第4章 雪解け始まる微かな気配
けれどもパッ私と目が合うと、ほんの少し首を傾げた。
その様子に思わず私も同じように首を傾げてしまう。
「あ!あなた!恰好が変わっていたからわからなかったけど、さっきも来てくれた方ですよね?」
その言葉に、私は思わず自分の首から下を確認するように見る。
そういえば待ち合わせの時は隊服着てたっけ。
そんなことを考えながら
「はい。凄くおいしかったので、また来ちゃいました」
私がそう答えると
「ありがとうございます!お団子、何を何本包みますか?」
「えぇっと…一人2本ずつは欲しいから…全種類6本ずついただけますか?」
私がそう答えると
「まぁそんなに!最近はこの辺物騒で…客足が遠のいていたので助かります!今準備するので、よかったらそこに座って待っていてくださいな」
そう言って店員さんは、店内にある椅子に座るよう私に勧めてくれた。私は薦められた通りに椅子に座り、お団子が来るのを待つことにした。
そうしながらぼんやりと店内を見回していると、お店の奥から、先ほど”お店の看板娘になるの”と言っていたかわいらしい女の子が布巾を持って現れた。

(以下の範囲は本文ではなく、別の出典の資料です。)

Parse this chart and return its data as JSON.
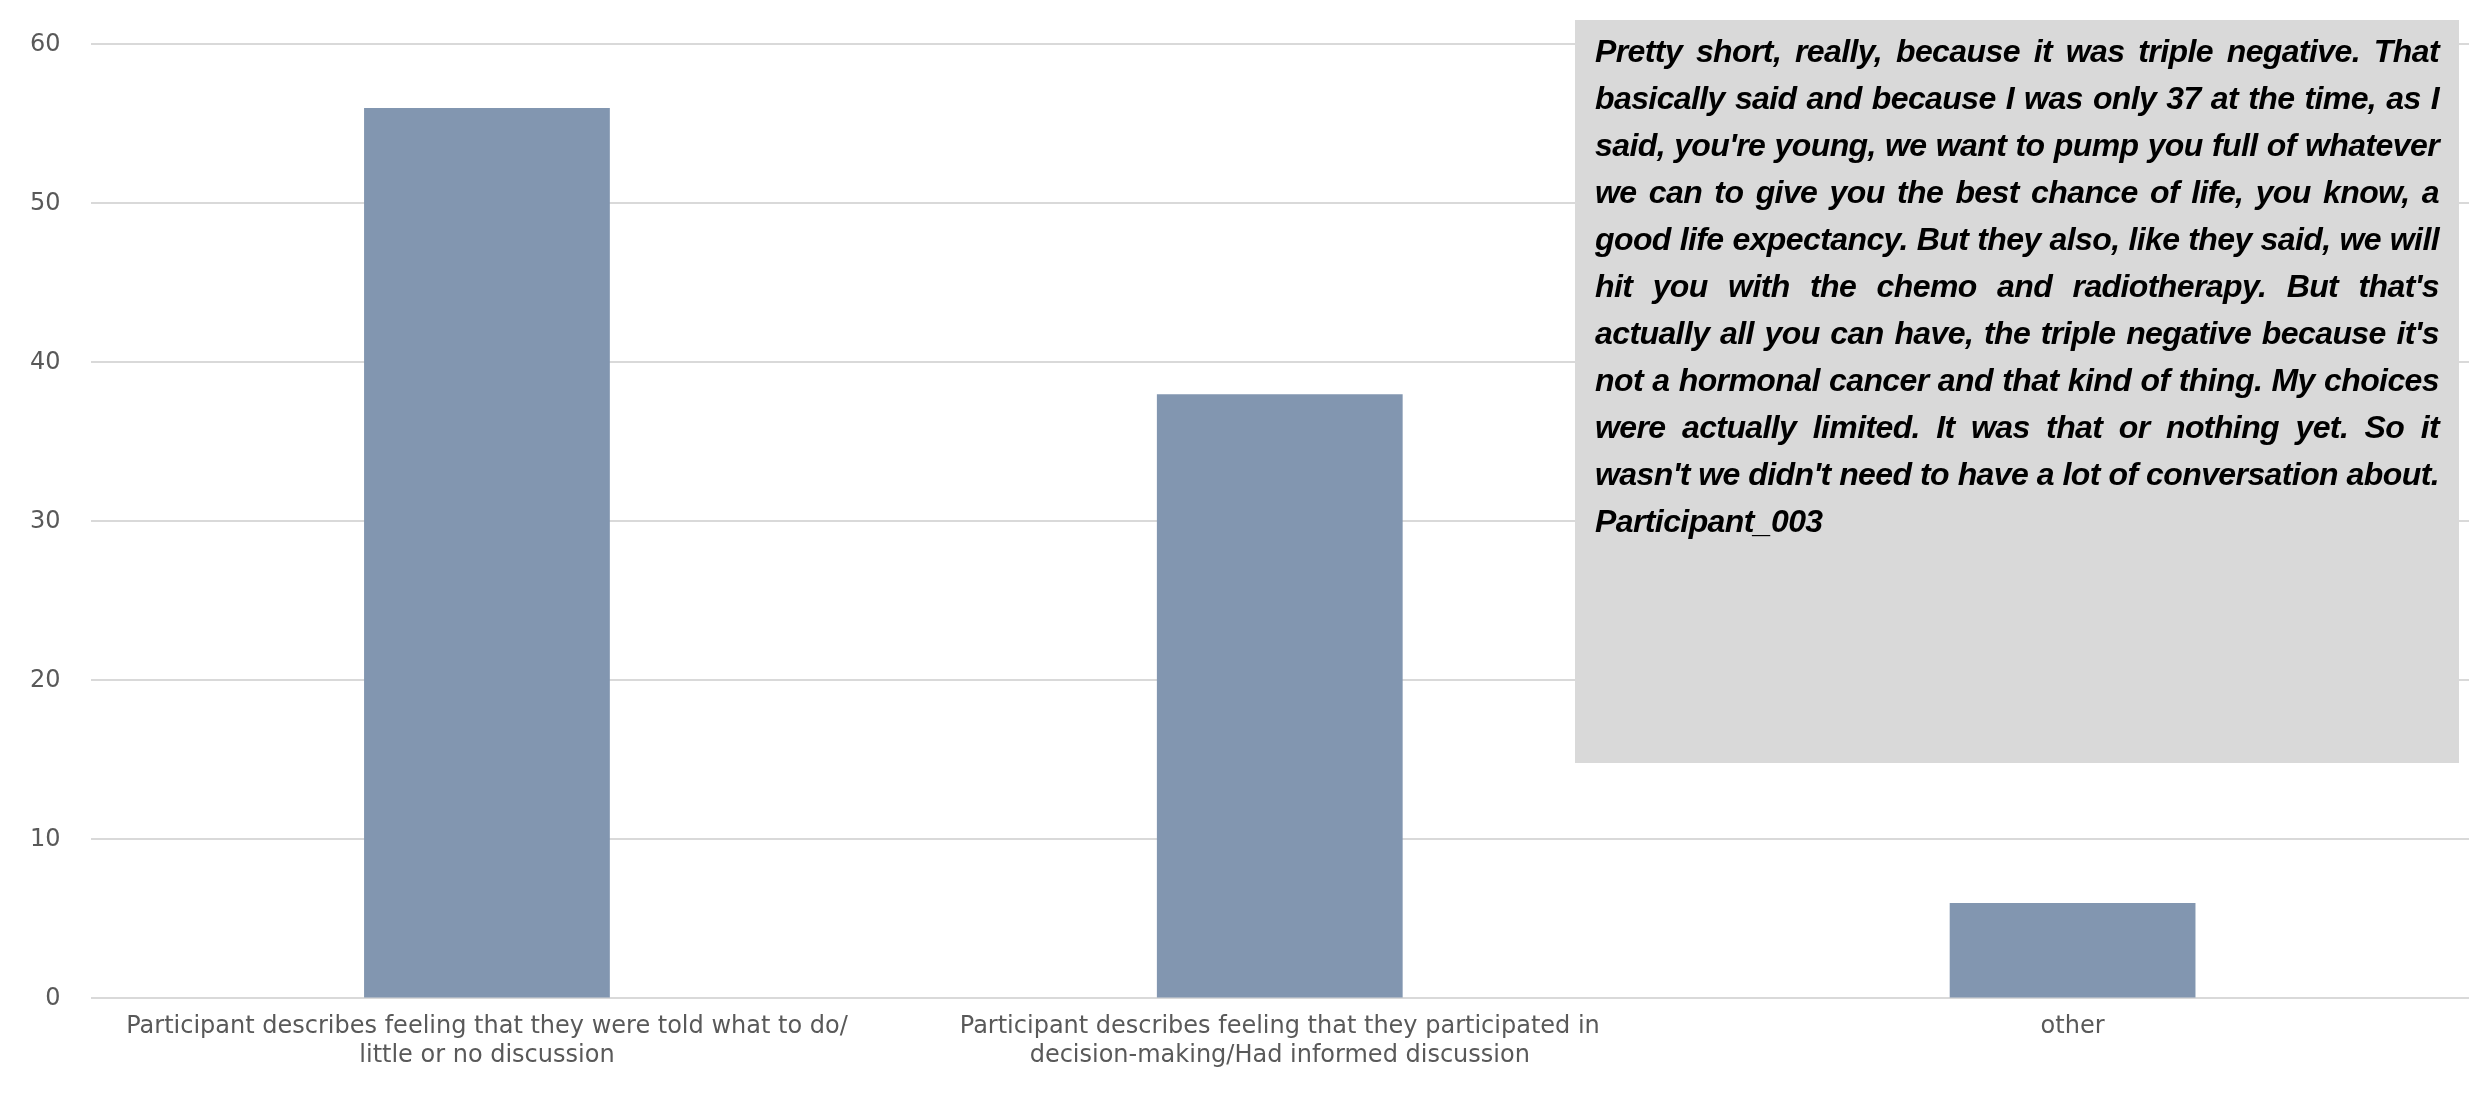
{
  "chart_data": {
    "type": "bar",
    "categories": [
      "Participant describes feeling that they were told what to do/ little or no discussion",
      "Participant describes feeling that they participated in decision-making/Had informed discussion",
      "other"
    ],
    "values": [
      56,
      38,
      6
    ],
    "color": "#8296b0",
    "ylim": [
      0,
      60
    ],
    "yticks": [
      0,
      10,
      20,
      30,
      40,
      50,
      60
    ],
    "grid": "y",
    "legend": false,
    "annotations": [
      "Pretty short, really, because it was triple negative. That basically said and because I was only 37 at the time, as I said, you're young, we want to pump you full of whatever we can to give you the best chance of life, you know, a good life expectancy. But they also, like they said, we will hit you with the chemo and radiotherapy. But that's actually all you can have, the triple negative because it's not a hormonal cancer and that kind of thing. My choices were actually limited. It was that or nothing yet. So it wasn't we didn't need to have a lot of conversation about. Participant_003"
    ]
  }
}
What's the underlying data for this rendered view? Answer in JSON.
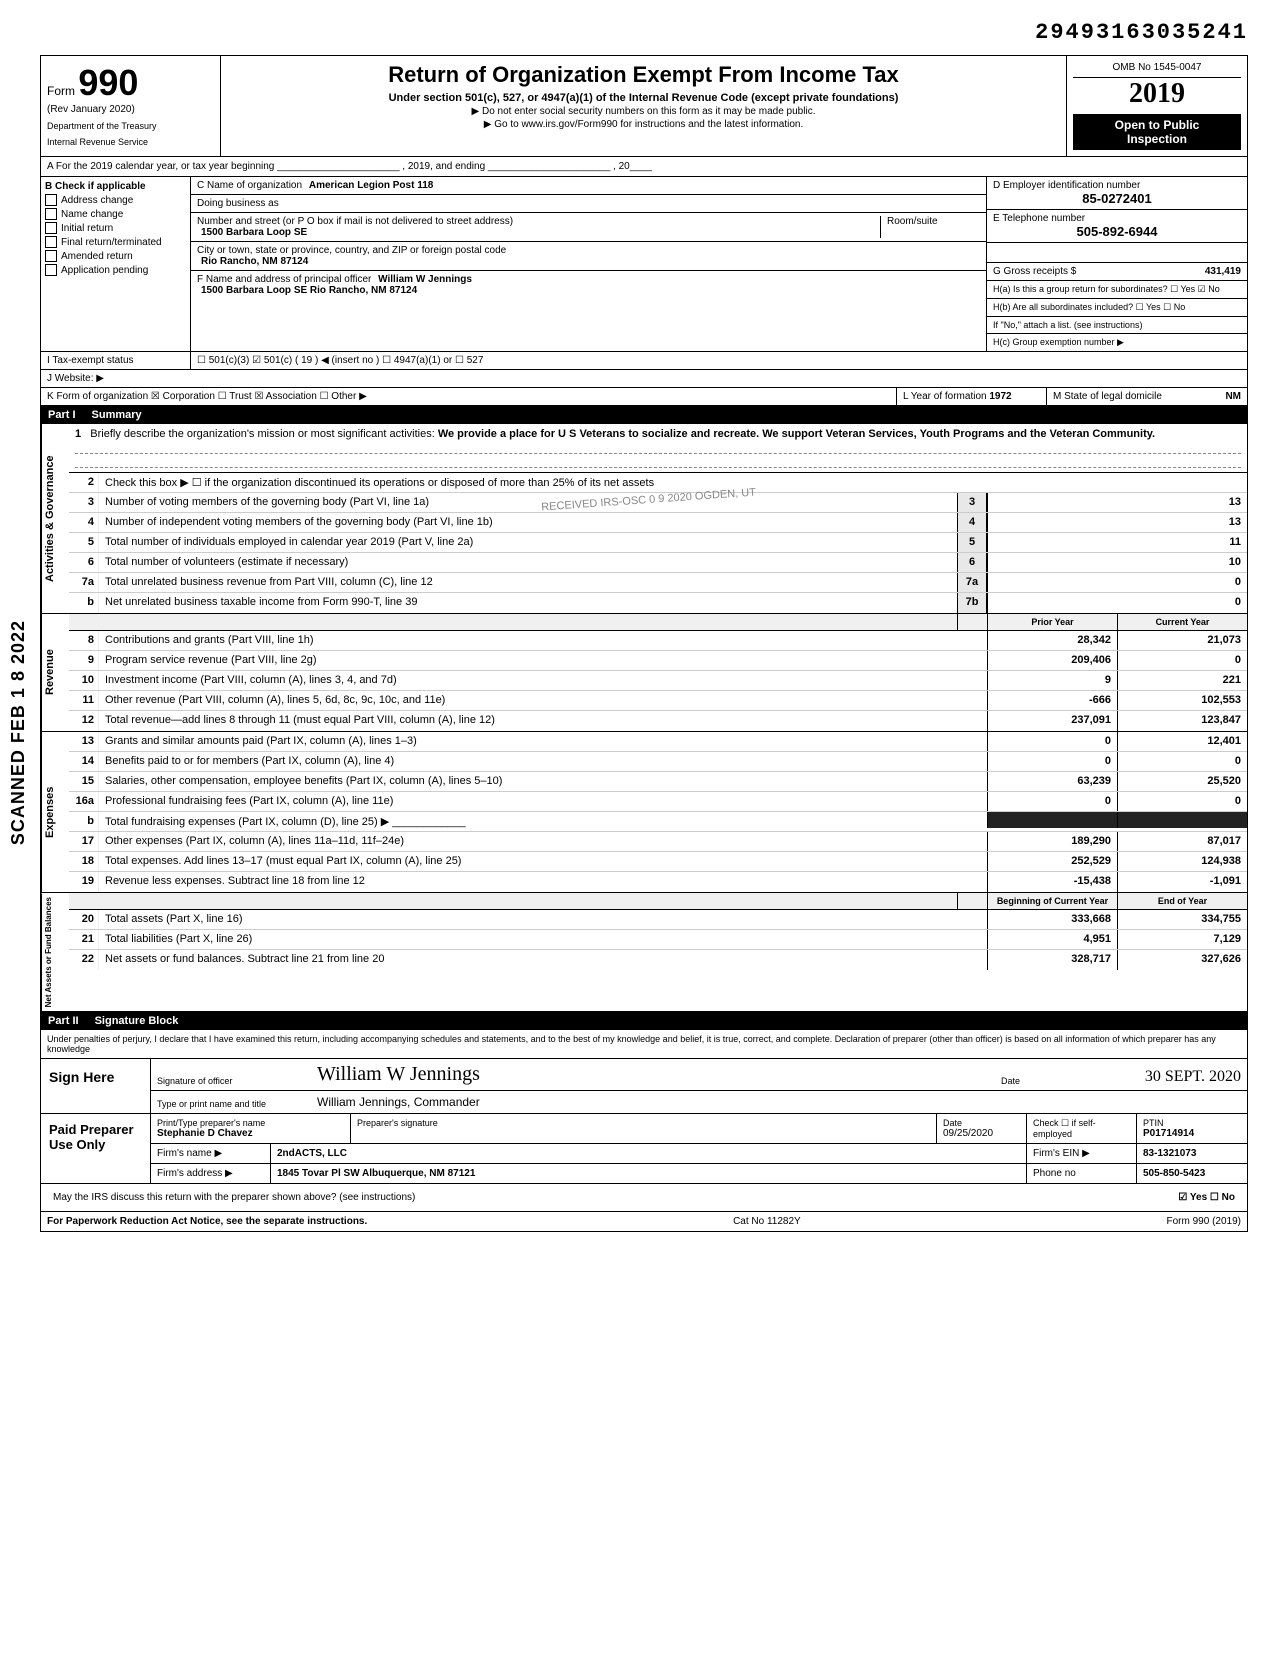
{
  "top_id": "29493163035241",
  "scanned_stamp": "SCANNED FEB 1 8 2022",
  "header": {
    "form_word": "Form",
    "form_no": "990",
    "rev": "(Rev  January 2020)",
    "dept1": "Department of the Treasury",
    "dept2": "Internal Revenue Service",
    "title": "Return of Organization Exempt From Income Tax",
    "subtitle": "Under section 501(c), 527, or 4947(a)(1) of the Internal Revenue Code (except private foundations)",
    "sub2a": "▶ Do not enter social security numbers on this form as it may be made public.",
    "sub2b": "▶ Go to www.irs.gov/Form990 for instructions and the latest information.",
    "omb": "OMB No 1545-0047",
    "year": "2019",
    "inspect1": "Open to Public",
    "inspect2": "Inspection"
  },
  "row_a": "A   For the 2019 calendar year, or tax year beginning ______________________ , 2019, and ending ______________________ , 20____",
  "col_b": {
    "hdr": "B   Check if applicable",
    "items": [
      "Address change",
      "Name change",
      "Initial return",
      "Final return/terminated",
      "Amended return",
      "Application pending"
    ]
  },
  "col_c": {
    "c_name_lbl": "C Name of organization",
    "c_name": "American Legion Post 118",
    "dba": "Doing business as",
    "street_lbl": "Number and street (or P O  box if mail is not delivered to street address)",
    "street": "1500 Barbara Loop SE",
    "room_lbl": "Room/suite",
    "city_lbl": "City or town, state or province, country, and ZIP or foreign postal code",
    "city": "Rio Rancho, NM  87124",
    "f_lbl": "F Name and address of principal officer",
    "f_name": "William W Jennings",
    "f_addr": "1500 Barbara Loop SE Rio Rancho, NM 87124"
  },
  "col_d": {
    "d_lbl": "D Employer identification number",
    "d_val": "85-0272401",
    "e_lbl": "E Telephone number",
    "e_val": "505-892-6944",
    "g_lbl": "G Gross receipts $",
    "g_val": "431,419",
    "h_a": "H(a) Is this a group return for subordinates? ☐ Yes ☑ No",
    "h_b": "H(b) Are all subordinates included? ☐ Yes ☐ No",
    "h_note": "If \"No,\" attach a list. (see instructions)",
    "h_c": "H(c) Group exemption number ▶"
  },
  "row_i": {
    "label": "I     Tax-exempt status",
    "opts": "☐ 501(c)(3)    ☑ 501(c) (  19  ) ◀ (insert no )    ☐ 4947(a)(1) or   ☐ 527"
  },
  "row_j": {
    "label": "J     Website: ▶"
  },
  "row_k": {
    "label": "K    Form of organization ☒ Corporation  ☐ Trust  ☒ Association  ☐ Other ▶",
    "year_lbl": "L Year of formation",
    "year_val": "1972",
    "state_lbl": "M State of legal domicile",
    "state_val": "NM"
  },
  "part1": {
    "label": "Part I",
    "name": "Summary"
  },
  "mission": {
    "num": "1",
    "lead": "Briefly describe the organization's mission or most significant activities:",
    "text": "We provide a place for U S Veterans to socialize and recreate. We support Veteran Services, Youth Programs and the Veteran Community."
  },
  "line2": "Check this box ▶ ☐ if the organization discontinued its operations or disposed of more than 25% of its net assets",
  "stamp_text": "RECEIVED IRS-OSC 0 9 2020 OGDEN, UT",
  "governance": {
    "sidebar": "Activities & Governance",
    "lines": [
      {
        "n": "3",
        "t": "Number of voting members of the governing body (Part VI, line 1a)",
        "b": "3",
        "v": "13"
      },
      {
        "n": "4",
        "t": "Number of independent voting members of the governing body (Part VI, line 1b)",
        "b": "4",
        "v": "13"
      },
      {
        "n": "5",
        "t": "Total number of individuals employed in calendar year 2019 (Part V, line 2a)",
        "b": "5",
        "v": "11"
      },
      {
        "n": "6",
        "t": "Total number of volunteers (estimate if necessary)",
        "b": "6",
        "v": "10"
      },
      {
        "n": "7a",
        "t": "Total unrelated business revenue from Part VIII, column (C), line 12",
        "b": "7a",
        "v": "0"
      },
      {
        "n": "b",
        "t": "Net unrelated business taxable income from Form 990-T, line 39",
        "b": "7b",
        "v": "0"
      }
    ]
  },
  "colheaders": {
    "prior": "Prior Year",
    "current": "Current Year"
  },
  "revenue": {
    "sidebar": "Revenue",
    "lines": [
      {
        "n": "8",
        "t": "Contributions and grants (Part VIII, line 1h)",
        "py": "28,342",
        "cy": "21,073"
      },
      {
        "n": "9",
        "t": "Program service revenue (Part VIII, line 2g)",
        "py": "209,406",
        "cy": "0"
      },
      {
        "n": "10",
        "t": "Investment income (Part VIII, column (A), lines 3, 4, and 7d)",
        "py": "9",
        "cy": "221"
      },
      {
        "n": "11",
        "t": "Other revenue (Part VIII, column (A), lines 5, 6d, 8c, 9c, 10c, and 11e)",
        "py": "-666",
        "cy": "102,553"
      },
      {
        "n": "12",
        "t": "Total revenue—add lines 8 through 11 (must equal Part VIII, column (A), line 12)",
        "py": "237,091",
        "cy": "123,847"
      }
    ]
  },
  "expenses": {
    "sidebar": "Expenses",
    "lines": [
      {
        "n": "13",
        "t": "Grants and similar amounts paid (Part IX, column (A), lines 1–3)",
        "py": "0",
        "cy": "12,401"
      },
      {
        "n": "14",
        "t": "Benefits paid to or for members (Part IX, column (A), line 4)",
        "py": "0",
        "cy": "0"
      },
      {
        "n": "15",
        "t": "Salaries, other compensation, employee benefits (Part IX, column (A), lines 5–10)",
        "py": "63,239",
        "cy": "25,520"
      },
      {
        "n": "16a",
        "t": "Professional fundraising fees (Part IX, column (A),  line 11e)",
        "py": "0",
        "cy": "0"
      },
      {
        "n": "b",
        "t": "Total fundraising expenses (Part IX, column (D), line 25) ▶ ____________",
        "py": "",
        "cy": "",
        "dark": true
      },
      {
        "n": "17",
        "t": "Other expenses (Part IX, column (A), lines 11a–11d, 11f–24e)",
        "py": "189,290",
        "cy": "87,017"
      },
      {
        "n": "18",
        "t": "Total expenses. Add lines 13–17 (must equal Part IX, column (A), line 25)",
        "py": "252,529",
        "cy": "124,938"
      },
      {
        "n": "19",
        "t": "Revenue less expenses. Subtract line 18 from line 12",
        "py": "-15,438",
        "cy": "-1,091"
      }
    ]
  },
  "colheaders2": {
    "prior": "Beginning of Current Year",
    "current": "End of Year"
  },
  "netassets": {
    "sidebar": "Net Assets or Fund Balances",
    "lines": [
      {
        "n": "20",
        "t": "Total assets (Part X, line 16)",
        "py": "333,668",
        "cy": "334,755"
      },
      {
        "n": "21",
        "t": "Total liabilities (Part X, line 26)",
        "py": "4,951",
        "cy": "7,129"
      },
      {
        "n": "22",
        "t": "Net assets or fund balances. Subtract line 21 from line 20",
        "py": "328,717",
        "cy": "327,626"
      }
    ]
  },
  "part2": {
    "label": "Part II",
    "name": "Signature Block"
  },
  "sig_note": "Under penalties of perjury, I declare that I have examined this return, including accompanying schedules and statements, and to the best of my knowledge and belief, it is true, correct, and complete. Declaration of preparer (other than officer) is based on all information of which preparer has any knowledge",
  "sign": {
    "left": "Sign Here",
    "sig_lbl": "Signature of officer",
    "sig_val": "William W Jennings",
    "date_lbl": "Date",
    "date_val": "30 SEPT. 2020",
    "name_lbl": "Type or print name and title",
    "name_val": "William Jennings, Commander"
  },
  "preparer": {
    "left": "Paid Preparer Use Only",
    "name_lbl": "Print/Type preparer's name",
    "name_val": "Stephanie D Chavez",
    "sig_lbl": "Preparer's signature",
    "date_lbl": "Date",
    "date_val": "09/25/2020",
    "check_lbl": "Check ☐ if self-employed",
    "ptin_lbl": "PTIN",
    "ptin_val": "P01714914",
    "firm_name_lbl": "Firm's name ▶",
    "firm_name": "2ndACTS, LLC",
    "firm_ein_lbl": "Firm's EIN ▶",
    "firm_ein": "83-1321073",
    "firm_addr_lbl": "Firm's address ▶",
    "firm_addr": "1845 Tovar Pl SW Albuquerque, NM 87121",
    "phone_lbl": "Phone no",
    "phone": "505-850-5423"
  },
  "discuss": "May the IRS discuss this return with the preparer shown above? (see instructions)",
  "discuss_ans": "☑ Yes   ☐ No",
  "footer": {
    "left": "For Paperwork Reduction Act Notice, see the separate instructions.",
    "mid": "Cat No  11282Y",
    "right": "Form 990 (2019)"
  }
}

女の子は私が椅子に座っていることに気が付くと一瞬驚いた素振りを見せ、その後、私の顔を首を傾げ、不思議そうな顔をしながらじっと見つめてきた。
その仕草や表情は、先ほどお店の裏に入っていったその子のお母さんとそっくりで、
…きっとお母さんに愛されているんだろうな
その子が自分の幼少期と違って幸せであることが嬉しい気持ちと、自分には決して得ることが出来なかった”母の愛”というものを見せつけられたような、そんな気がしてしまい、少し虚しくもなった。